Guardians of the Galaxy - ★★☆☆☆
I still don't think this is very good, but I'm not as mad about it. I do feel comfortable keeping Guardians in its spot as the worst MCU movie though.

Magicians: Life in the Impossible - ★★★½☆
This documentary makes the argument that magicians are even sadder than open mic comics.

Lo and Behold: Reveries of the Connected World - ★★½☆☆
This is almost an anthology film of short documentaries about the internet. Some folks seem to be saying that since Herzog is not from the internet, he shouldn't be making them, but this is nonsense. He's an outsider to many of the niches his documentaries visit, and we like that about him and them. Still, I would have cut maybe two chapters.

Power Rangers - ★★★☆☆
Krispy Kreme's Power Rangers is... kind of okay! It's got a lot of good ideas for a power rangers reboot, but it doesn't quite get them all on the screen. I wonder if there was a rewrite done to specifically address the fact that the suits are impractical and boring. It makes the movie feel like a cinematic stress dream.

It would have been fun if they were able to use their powers, so that we could watch the rangers learn to handle them. Maybe they could have left the Batcave at some point and fought some bad guys– puttys attacking the playground (I mean, town) is kind of a staple. Instead, everyone knows how to use all of the alien technology automatically. Maybe it's all really well designed. Maybe one of the ancient rangers was their civilization's Jony Ive.

And it's got the theme song! I was expecting a modernized version under the credits that never turned up, but at least this movie succeeded where X-Men: First Class let us down.

I am curious though– what are the power rangers supposed to do now? I mean, presumably Zedd or someone shows up in the sequel, but what do they do until then? Are they fighting street crime? ISIS? Attending book fairs? They seem pretty popular with the public despite the fact that it's probably against their code to ever appear in public again.

 

#2,349: Get Out

Before I Fall - ★☆☆☆☆
This year's [sci-fi premise + high school] entry.

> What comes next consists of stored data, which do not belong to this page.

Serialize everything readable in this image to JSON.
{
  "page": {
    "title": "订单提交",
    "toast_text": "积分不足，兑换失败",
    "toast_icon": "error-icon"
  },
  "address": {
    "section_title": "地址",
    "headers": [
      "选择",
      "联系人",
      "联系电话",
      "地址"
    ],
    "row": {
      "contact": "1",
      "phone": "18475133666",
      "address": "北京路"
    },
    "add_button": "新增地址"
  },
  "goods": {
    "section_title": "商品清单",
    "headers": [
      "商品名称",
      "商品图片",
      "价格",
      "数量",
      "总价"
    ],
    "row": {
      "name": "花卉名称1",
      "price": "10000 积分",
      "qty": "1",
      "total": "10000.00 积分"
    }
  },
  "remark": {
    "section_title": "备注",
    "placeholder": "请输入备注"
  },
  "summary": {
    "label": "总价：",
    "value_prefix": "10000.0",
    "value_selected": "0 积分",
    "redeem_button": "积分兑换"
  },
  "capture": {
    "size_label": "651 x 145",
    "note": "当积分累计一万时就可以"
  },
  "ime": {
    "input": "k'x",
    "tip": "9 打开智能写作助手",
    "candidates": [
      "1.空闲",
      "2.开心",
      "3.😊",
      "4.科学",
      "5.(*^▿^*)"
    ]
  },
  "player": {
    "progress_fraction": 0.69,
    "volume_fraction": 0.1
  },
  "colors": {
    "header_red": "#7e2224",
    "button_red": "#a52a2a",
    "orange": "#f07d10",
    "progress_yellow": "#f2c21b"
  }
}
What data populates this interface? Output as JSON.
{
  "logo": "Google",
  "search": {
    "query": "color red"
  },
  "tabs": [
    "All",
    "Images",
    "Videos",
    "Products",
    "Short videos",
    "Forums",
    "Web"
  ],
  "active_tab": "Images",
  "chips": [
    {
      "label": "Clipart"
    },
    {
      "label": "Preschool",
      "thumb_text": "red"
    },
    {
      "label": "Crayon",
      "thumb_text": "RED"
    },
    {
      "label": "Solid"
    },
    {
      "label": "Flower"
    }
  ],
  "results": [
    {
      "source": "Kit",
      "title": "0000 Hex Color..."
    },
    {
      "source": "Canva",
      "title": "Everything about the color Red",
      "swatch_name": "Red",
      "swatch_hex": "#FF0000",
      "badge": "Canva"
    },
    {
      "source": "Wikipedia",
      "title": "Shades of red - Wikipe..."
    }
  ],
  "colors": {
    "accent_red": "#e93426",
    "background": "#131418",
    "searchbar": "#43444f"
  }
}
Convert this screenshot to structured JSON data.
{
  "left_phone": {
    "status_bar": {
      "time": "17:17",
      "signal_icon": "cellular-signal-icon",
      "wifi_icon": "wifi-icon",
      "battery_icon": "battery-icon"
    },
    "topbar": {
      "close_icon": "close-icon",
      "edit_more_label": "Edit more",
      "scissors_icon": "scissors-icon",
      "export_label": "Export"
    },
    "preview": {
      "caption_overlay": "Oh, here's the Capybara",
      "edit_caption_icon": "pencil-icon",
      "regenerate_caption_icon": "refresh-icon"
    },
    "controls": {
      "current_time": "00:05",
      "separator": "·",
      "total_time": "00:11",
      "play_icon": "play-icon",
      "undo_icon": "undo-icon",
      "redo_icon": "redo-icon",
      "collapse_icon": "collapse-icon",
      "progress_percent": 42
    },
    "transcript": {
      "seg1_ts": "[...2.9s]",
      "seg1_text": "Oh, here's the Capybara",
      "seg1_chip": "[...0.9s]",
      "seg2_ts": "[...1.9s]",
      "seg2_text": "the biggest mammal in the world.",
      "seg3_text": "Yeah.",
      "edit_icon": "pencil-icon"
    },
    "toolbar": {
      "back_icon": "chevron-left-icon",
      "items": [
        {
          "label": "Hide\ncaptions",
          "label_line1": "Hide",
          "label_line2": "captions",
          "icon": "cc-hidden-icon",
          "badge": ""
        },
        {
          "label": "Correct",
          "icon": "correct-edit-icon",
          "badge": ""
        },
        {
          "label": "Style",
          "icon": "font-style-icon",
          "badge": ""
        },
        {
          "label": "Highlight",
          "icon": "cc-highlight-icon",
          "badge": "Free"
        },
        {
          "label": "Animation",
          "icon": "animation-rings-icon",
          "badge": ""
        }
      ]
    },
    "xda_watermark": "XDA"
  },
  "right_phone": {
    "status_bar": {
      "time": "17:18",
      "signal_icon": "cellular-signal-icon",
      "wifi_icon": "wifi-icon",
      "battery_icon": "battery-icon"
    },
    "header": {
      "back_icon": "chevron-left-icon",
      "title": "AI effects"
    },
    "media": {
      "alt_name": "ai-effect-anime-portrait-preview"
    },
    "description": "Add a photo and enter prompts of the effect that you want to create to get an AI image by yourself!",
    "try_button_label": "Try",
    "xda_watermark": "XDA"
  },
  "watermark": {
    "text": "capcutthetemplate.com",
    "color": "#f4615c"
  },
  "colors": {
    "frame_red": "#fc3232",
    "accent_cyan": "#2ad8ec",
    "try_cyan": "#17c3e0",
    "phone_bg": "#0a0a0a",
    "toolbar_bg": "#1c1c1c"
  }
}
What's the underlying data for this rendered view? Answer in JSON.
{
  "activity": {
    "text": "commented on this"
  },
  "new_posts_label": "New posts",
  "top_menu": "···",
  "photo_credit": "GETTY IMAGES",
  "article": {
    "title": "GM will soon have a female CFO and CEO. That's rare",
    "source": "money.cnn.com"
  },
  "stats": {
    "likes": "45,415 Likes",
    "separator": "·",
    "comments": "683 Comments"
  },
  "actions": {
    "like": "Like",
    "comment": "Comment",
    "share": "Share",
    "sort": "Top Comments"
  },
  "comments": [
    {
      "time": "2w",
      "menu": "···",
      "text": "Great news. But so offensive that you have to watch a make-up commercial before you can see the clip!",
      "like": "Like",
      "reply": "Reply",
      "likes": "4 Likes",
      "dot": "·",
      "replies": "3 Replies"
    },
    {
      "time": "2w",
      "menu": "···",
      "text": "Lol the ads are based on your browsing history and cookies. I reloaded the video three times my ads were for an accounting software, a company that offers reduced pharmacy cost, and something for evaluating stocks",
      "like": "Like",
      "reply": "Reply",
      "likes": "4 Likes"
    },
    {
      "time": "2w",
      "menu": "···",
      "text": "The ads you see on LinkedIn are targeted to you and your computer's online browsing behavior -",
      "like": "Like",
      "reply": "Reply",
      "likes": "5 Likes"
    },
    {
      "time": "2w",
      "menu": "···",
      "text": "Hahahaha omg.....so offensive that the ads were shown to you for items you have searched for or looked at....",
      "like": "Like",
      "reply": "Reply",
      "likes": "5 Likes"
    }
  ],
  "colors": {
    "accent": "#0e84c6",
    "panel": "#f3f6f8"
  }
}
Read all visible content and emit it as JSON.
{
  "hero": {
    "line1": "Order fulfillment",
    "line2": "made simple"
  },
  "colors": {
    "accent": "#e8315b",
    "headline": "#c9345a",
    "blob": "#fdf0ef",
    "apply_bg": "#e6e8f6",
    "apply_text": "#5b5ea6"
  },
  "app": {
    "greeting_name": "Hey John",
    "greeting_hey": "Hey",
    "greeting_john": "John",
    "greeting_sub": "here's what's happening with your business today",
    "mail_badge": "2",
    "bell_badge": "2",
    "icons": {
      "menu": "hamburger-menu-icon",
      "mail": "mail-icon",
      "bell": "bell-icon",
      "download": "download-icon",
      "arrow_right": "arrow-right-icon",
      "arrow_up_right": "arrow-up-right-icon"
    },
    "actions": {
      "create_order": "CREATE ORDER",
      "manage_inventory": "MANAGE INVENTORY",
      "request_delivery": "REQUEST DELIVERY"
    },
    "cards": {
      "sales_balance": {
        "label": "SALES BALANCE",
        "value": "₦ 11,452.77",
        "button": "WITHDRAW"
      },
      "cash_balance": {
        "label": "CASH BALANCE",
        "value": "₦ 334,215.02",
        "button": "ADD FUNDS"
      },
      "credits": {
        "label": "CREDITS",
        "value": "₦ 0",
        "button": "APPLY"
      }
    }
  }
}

It's said that in Harold Ramis' vision of Groundhog Day, Bill Murray's character spends perhaps hundreds or thousands of years working his way to enlightenment by reliving that same day. So here's our pitch: let's take a group of teens that are meant to be pretty unlikeable at the outset, you know, so we can show what a journey they've taken? And we'll give just one of them the chance to set things right by letting her relive her day, oh, how about half a dozen times? I'm sure that'll do it.

It's goofy beyond belief, but just beginning to count the ways in print feels a little bit mean.

Sleight - ★★★☆☆
Mostly neat. A little bit fast and loose with its own rules. I'm always interested in 'magic' movies to see where they do practical tricks vs. visual effects.

(Okay, again, I want to avoid the list of nerdy nitpicks, but for real, just about everyone casually touches him on the arm at just the right spot and nobody notices anything? Even he doesn't flinch at it? Seems like a weird choice.)

The Belko Experiment - ★★½☆☆
Another B-Movie. B for Blumhouse. Everything they make is like, passable, but you wish they'd gone just a little bit further. Their whole company lives and dies by the 80/20 rule. (Which is going great for them, of course, but I'm always a little let down.)

As to the movie itself, it seems like a waste to enter this little niche of a subgenre if you don't have anything new to contribute or say or do or add. I didn't realize that James Gunn wrote it until I looked it up on Letterboxd, but that makes sense to me.

Get Out - ★★★½☆
This movie doesn't make me think that Jordan Peele "reinvented" horror or whatever, but It does make me think that he grew up watching movies made in that time when horror and sci-fi movies were about something. Get Out, like an early Romero Dead movie, or Invasion of the Body Snatchers, is a movie about something, and we do need more of those. It's a pretty straightforward horror flick– could've been made 30 years ago, except for if it couldn't've been made 30 years ago.